Monday 10 June 2013

Why should survival be the property of the rich?


In Canada, if you have a heart attack, you have a 15 per cent chance of dying within the next 10 years. That's if your income is $60,000 a year or better. If your income is $30,000 a year or less, your chances of dying with in the next decade jumps to 35 per cent.

That's the gist of a two-page news story in the Globe and Mail last Thursday.

Even though all Canadians, rich and poor, have the same access to health care, demographers can track and predict outcomes from heart attacks, based on income.

The Institute for Clinical Evaluative Sciences identified 1,368 Ontarians who had suffered a heart attack between 1999 and 2003. Then they examined the 2013 stats and counted how many of them had died.

The pattern of markedly increased survivability based on income showed up. When the numbers were screened for education, the same pattern appeared, but to a lesser extent. In essence, despite universal health care, the rich are doubly more able to survive heart attacks than the poor in Canada.

The study could not pinpoint the actual mechanism income played. Researchers could only surmise that wealthier people generally make better lifestyle choices. That includes the desire, ability and personal support to get therapy (let's just call it exercise) to get better, after that severe personal warning about the mortality of us all.

Canadians should not need reminding that regular exercise is the cheapest and best medicine to both prevent cardiovascular disease, and to recover from an attack. That much is medical gospel.

But an active lifestyle should not have any connection to income. Exercise is as cheap as a second-hand bike or a good pair of shoes. That, plus a desire to live.

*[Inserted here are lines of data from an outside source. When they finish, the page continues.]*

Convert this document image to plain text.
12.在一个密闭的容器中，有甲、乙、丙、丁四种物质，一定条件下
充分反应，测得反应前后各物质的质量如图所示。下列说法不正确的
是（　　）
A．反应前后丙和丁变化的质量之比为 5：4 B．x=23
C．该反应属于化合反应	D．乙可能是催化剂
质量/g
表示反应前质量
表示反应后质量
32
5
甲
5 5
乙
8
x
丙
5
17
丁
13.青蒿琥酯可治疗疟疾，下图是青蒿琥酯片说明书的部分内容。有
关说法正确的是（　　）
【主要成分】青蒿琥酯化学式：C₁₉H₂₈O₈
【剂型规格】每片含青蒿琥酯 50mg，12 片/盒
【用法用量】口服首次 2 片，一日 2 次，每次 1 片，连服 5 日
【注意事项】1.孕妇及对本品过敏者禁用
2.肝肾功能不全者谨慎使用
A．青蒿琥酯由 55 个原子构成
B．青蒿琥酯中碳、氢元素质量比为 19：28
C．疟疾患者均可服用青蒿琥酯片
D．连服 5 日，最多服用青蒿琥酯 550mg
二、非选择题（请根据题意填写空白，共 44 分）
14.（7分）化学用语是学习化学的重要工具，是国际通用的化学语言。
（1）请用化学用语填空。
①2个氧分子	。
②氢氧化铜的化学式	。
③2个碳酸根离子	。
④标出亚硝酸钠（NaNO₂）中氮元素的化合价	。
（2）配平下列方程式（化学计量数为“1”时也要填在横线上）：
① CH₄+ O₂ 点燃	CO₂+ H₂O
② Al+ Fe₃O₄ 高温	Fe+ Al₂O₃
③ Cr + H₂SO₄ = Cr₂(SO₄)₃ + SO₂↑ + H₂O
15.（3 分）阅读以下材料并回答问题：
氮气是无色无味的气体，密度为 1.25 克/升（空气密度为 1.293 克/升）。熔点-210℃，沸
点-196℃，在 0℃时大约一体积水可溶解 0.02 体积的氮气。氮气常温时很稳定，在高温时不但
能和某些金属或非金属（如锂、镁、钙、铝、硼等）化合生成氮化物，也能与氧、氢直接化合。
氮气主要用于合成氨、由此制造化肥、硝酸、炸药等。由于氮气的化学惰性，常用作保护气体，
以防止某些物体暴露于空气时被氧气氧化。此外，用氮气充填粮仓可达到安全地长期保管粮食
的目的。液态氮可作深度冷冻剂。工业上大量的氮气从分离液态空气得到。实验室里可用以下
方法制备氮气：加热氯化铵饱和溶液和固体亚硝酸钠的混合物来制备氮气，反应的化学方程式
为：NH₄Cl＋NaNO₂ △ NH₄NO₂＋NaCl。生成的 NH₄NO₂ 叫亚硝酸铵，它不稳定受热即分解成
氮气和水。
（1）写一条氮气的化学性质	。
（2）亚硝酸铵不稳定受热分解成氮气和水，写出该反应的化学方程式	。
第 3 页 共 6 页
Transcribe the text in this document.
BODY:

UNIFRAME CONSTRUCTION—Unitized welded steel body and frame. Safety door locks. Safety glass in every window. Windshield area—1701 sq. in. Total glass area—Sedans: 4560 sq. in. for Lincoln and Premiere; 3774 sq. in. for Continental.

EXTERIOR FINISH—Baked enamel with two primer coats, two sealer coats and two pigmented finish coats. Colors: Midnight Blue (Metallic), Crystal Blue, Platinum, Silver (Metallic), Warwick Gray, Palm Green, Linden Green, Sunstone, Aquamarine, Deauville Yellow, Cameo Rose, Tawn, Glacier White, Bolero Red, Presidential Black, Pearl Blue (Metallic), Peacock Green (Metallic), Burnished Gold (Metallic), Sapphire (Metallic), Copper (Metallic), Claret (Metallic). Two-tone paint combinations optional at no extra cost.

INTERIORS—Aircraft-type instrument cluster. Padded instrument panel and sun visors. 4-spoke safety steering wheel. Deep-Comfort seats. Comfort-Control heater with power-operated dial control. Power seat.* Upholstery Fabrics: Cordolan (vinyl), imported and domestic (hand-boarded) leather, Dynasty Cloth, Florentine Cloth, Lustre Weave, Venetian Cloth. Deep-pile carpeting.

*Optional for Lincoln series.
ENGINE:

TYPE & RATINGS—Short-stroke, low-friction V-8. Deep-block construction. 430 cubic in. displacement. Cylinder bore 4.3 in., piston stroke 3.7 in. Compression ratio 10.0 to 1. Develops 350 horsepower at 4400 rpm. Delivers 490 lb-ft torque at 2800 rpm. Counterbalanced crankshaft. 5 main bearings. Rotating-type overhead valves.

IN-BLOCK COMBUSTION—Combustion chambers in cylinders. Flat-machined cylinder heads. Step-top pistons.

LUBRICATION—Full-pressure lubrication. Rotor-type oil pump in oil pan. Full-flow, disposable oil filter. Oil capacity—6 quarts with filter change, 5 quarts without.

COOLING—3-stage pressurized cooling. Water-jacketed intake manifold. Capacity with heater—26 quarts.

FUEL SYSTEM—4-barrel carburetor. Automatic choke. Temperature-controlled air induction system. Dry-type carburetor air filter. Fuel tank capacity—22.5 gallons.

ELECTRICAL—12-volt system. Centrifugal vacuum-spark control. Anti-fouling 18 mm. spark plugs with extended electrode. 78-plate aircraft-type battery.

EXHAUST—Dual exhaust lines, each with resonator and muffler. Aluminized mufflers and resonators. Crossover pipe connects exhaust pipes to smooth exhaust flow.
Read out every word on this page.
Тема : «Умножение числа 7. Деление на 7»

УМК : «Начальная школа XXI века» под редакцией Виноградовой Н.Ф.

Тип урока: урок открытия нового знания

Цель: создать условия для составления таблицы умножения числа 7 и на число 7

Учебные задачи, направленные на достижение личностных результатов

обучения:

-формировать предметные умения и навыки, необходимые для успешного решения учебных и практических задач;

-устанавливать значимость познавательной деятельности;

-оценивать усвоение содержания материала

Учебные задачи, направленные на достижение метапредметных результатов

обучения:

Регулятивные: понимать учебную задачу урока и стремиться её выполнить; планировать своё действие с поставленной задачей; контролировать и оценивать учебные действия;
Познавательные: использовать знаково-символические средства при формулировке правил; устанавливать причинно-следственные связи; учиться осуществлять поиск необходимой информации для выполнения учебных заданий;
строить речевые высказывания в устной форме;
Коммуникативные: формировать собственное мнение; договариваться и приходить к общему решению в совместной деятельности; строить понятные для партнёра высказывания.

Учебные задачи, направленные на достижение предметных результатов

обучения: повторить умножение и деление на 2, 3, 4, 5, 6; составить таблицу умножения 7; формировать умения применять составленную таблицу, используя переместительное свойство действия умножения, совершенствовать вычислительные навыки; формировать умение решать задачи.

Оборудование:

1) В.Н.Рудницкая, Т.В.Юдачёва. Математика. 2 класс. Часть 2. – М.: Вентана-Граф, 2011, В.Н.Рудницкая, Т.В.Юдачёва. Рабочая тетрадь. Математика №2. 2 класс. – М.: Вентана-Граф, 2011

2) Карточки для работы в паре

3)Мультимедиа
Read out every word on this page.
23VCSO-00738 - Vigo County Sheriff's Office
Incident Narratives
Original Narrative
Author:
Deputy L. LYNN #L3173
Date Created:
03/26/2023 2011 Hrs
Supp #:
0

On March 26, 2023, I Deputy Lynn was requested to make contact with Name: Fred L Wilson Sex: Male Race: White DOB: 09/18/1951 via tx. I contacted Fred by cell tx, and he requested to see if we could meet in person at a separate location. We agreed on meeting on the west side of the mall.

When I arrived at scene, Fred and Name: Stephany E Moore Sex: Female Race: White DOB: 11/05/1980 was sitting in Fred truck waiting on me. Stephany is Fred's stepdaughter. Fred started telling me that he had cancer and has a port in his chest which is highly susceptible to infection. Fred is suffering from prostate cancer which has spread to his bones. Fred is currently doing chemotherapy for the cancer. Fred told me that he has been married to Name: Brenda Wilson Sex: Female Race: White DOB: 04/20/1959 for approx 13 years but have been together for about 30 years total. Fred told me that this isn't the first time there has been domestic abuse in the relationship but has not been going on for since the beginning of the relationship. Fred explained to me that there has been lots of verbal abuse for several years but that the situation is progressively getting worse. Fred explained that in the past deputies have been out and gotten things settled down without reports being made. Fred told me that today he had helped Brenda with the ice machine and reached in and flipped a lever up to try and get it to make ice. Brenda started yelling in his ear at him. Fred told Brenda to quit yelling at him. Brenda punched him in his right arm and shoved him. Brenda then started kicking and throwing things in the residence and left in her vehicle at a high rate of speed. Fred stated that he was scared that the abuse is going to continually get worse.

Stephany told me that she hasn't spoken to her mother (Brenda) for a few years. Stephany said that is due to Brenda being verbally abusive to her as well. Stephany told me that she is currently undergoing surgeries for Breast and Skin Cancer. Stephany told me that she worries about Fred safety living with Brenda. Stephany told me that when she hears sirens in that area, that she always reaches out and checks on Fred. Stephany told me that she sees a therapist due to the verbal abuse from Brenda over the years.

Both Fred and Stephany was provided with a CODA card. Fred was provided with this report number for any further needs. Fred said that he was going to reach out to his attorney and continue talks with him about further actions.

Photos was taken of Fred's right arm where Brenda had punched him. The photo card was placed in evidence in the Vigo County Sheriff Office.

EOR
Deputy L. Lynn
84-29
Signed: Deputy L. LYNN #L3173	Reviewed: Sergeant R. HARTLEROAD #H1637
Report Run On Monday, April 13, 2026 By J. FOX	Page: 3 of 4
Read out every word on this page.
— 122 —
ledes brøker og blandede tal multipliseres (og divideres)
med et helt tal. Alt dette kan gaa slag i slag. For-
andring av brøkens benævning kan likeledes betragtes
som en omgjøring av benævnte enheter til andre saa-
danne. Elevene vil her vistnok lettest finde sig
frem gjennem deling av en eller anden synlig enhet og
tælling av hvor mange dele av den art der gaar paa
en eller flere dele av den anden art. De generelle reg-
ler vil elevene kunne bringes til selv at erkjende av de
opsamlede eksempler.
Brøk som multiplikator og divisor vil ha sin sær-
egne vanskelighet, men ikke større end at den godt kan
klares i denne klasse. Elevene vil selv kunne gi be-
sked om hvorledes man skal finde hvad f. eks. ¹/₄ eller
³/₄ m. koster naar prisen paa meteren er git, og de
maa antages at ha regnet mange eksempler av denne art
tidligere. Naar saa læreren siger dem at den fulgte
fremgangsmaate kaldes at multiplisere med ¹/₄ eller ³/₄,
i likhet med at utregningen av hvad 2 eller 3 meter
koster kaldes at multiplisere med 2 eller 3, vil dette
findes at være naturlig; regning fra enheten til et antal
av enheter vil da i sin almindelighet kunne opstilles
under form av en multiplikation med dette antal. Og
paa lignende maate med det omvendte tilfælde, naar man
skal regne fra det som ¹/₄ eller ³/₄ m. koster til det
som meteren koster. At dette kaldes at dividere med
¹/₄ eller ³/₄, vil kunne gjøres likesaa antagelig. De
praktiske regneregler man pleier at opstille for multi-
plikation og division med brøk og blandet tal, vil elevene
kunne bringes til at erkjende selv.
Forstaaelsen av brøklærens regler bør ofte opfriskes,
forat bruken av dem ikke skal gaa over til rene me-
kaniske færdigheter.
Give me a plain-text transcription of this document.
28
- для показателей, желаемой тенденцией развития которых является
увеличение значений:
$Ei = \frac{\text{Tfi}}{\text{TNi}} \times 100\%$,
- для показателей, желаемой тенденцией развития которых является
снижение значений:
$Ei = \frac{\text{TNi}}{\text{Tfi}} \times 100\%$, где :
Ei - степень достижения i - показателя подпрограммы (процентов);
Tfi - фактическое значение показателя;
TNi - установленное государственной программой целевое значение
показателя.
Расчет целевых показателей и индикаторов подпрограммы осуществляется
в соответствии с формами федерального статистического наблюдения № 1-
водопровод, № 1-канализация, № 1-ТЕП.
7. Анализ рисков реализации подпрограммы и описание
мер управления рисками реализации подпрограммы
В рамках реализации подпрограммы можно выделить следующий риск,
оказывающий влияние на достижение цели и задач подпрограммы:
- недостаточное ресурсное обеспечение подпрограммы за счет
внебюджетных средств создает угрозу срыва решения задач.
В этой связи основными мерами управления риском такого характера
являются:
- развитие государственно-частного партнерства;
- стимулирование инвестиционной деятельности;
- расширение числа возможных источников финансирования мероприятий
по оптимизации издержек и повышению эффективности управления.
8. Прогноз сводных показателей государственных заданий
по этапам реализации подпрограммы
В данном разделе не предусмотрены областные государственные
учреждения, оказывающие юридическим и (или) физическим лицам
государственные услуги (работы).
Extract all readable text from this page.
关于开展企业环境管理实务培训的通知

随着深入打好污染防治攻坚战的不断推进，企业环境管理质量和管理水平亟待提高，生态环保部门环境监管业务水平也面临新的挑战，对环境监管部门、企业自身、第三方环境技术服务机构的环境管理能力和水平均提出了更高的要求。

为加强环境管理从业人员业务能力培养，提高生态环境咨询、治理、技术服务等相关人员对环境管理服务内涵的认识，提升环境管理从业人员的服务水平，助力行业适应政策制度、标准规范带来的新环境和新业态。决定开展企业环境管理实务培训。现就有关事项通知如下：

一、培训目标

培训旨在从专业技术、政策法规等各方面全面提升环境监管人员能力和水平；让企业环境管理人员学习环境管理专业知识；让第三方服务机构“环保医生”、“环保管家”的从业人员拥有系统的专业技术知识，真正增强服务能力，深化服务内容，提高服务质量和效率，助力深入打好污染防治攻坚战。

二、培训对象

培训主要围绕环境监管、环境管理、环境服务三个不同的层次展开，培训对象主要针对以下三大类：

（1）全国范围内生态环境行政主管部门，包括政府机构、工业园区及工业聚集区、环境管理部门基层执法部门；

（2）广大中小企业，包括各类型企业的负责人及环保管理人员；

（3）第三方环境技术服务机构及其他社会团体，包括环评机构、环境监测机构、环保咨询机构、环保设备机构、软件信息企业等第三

Heart disease is the Number One killer of Canadians. About 60,000 Canadians suffer heart attacks each year, says the health Agency of Canada. Some 16,000 die right off, and the rest become the subject of 10-year survivability studies.

Last week, Canadians were also invited to take part in a national challenge to increase their own physical activity, in part by changing the way they get to work and run their daily errands.

Across the country 21,708 people registered to take part in the annual National Commuter Challenge. Logging in their daily commutes by bike, by walking, car pooling or transit, the algorithm on the Challenge web site determined participants logged over 2 million km of alternate commuting over the week, thereby reducing their collective carbon footprint by about 348 tonnes of carbon dioxide.

(I was one of the local co-ordinators, so I got regular updates on Challenge progress.)

Red Deer happened to end the week as the top city in our population category. The 104 Red Deerians registered in the challenge logged 6,385 km of commuting that did not include a single person in a single car. We relieved the air of 718 kg of additional carbon dioxide, reduced fuel consumption by 292 litres — and burned 68,000-plus calories' worth of good, clean (and cheap) exercise. Mostly, just on the way to and from work.

If someone were to offer to increase your yearly take-home pay by $500 (or more) tax-free, make your car last years longer before needing replacement, take about 10 pounds of fat off your frame in the first year and double your chances of surviving the nation's Number One deadly disease, would you at least consider it?

Walking or riding to work regularly can do that. Why should simple survival be the privilege of the rich?